# Practice with Facebook Prophet

### Installation in Python


In Python you can install Prophet using PyPI:
```
$ pip install fbprophet
```


In [None]:
import warnings
warnings.filterwarnings('ignore')

import numpy as np
import pandas as pd
from scipy import stats
import statsmodels.api as sm
import matplotlib.pyplot as plt

# sharper plots
%config InlineBackend.figure_format = 'retina'
%matplotlib inline

In [None]:
df = pd.read_csv('../input/mediumpostfbprophet/medium_posts.csv')

In [None]:
df.head()

Data yang kita butuhkan hanya published date dan url, duplicate dan na juga perlu di drop

In [None]:
df = df[['published', 'url']].dropna().drop_duplicates()

Published data masih dalam format string, jadi harus di convert ke tipe date terlebih dahulu

In [None]:
df['published'] = pd.to_datetime(df['published'])

Check data, sort by published date

In [None]:
df.sort_values(by=['published']).head(n=3)
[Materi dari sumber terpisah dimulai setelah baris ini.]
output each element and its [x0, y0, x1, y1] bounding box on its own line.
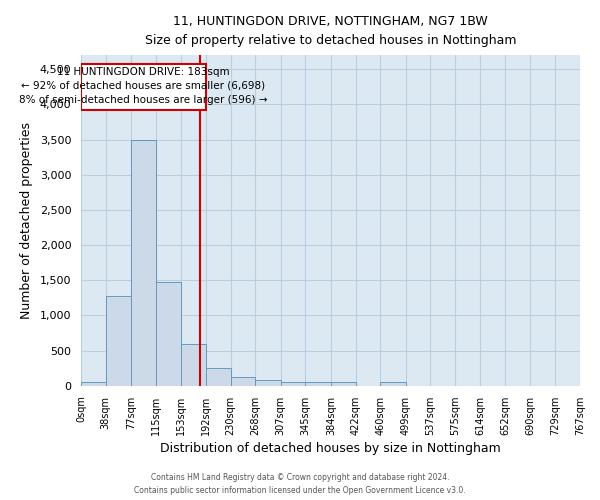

Medium itu rilis tanggal August 15, 2012. Kalau dilihat dari data yang kita dapatkan diatas, sepertinya itu ada beberapa dummy data. Jadi kita pastikan saja data yang kita ambil mulai dari 15 Agustus 2021 sampai 26 July 2017

In [None]:
df = df[(df['published'] > '2012-08-15') & (df['published'] < '2017-06-26')].sort_values(by=['published'])
df.head(n=3)

In [None]:
df.tail(n=3)

Kali ini kita ingin memprediksi jumlah postingan di medium, sehingga data yang kita punya harus kita aggregasikan dengan menggunakan count() berdasarkan published date

In [None]:
aggr_df = df.groupby('published')[['url']].count()
aggr_df.columns = ['posts']

Data yang dihasilkan dari proses aggregasi ini bukan jumlah post per hari, mari kita check

In [None]:
aggr_df.head(n=3)

Nah agar datanya bisa jumlah post per day, kita bisa memanfaatkan fitur dari pandas, untuk resample bins sehingga kita bisa mendapatkan data jumlah post perday

In [None]:
daily_df = aggr_df.resample('D').apply(sum)
daily_df.head(n=3)

# Coba plotting data

In [None]:
from plotly.offline import init_notebook_mode, iplot
from plotly import graph_objs as go

# Initialize plotly
init_notebook_mode(connected=True)

In [None]:
def plotly_df(df, title=''):
    """Visualize all the dataframe columns as line plots."""
    common_kw = dict(x=df.index, mode='lines')
    data = [go.Scatter(y=df[c], name=c, **common_kw) for c in df.columns]
    layout = dict(title=title)
    fig = dict(data=data, layout=layout)
    iplot(fig, show_link=False)

In [None]:
plotly_df(daily_df, title='Posts on Medium (daily)')

Kalau kita lihat dari plot diatas, dengan menggunakan daily data, ternyata tampilannya cukup cluttered, coba kita ganti data post per weekly

In [None]:
weekly_df = daily_df.resample('W').apply(sum)

In [None]:
plotly_df(weekly_df, title='Posts on Medium (weekly)')

Coba kita experiment pakai data dari mulai January 2015

In [None]:
daily_df = daily_df.loc[daily_df.index >= '2015-01-01']
daily_df.head(n=3)

### Prediksi dengan Fb Prophet

In [None]:
from fbprophet import Prophet

import logging
logging.getLogger().setLevel(logging.ERROR)

Convert data sesuai dengan format Fb prophet

In [None]:
df = daily_df.reset_index()
df.columns = ['ds', 'y']
# converting timezones (issue https://github.com/facebook/prophet/issues/831)
df['ds'] = df['ds'].dt.tz_convert(None)
df.tail(n=3)

Penulis Fb Prophet menyarankan untuk prediksi sebaiknnya menggunakan data minimum beberapa bulan atau lebih dari setahun historical data. Dalam kasus ini, kita punya data lebih dari setahun, jadi cukup untuk fit ke model. 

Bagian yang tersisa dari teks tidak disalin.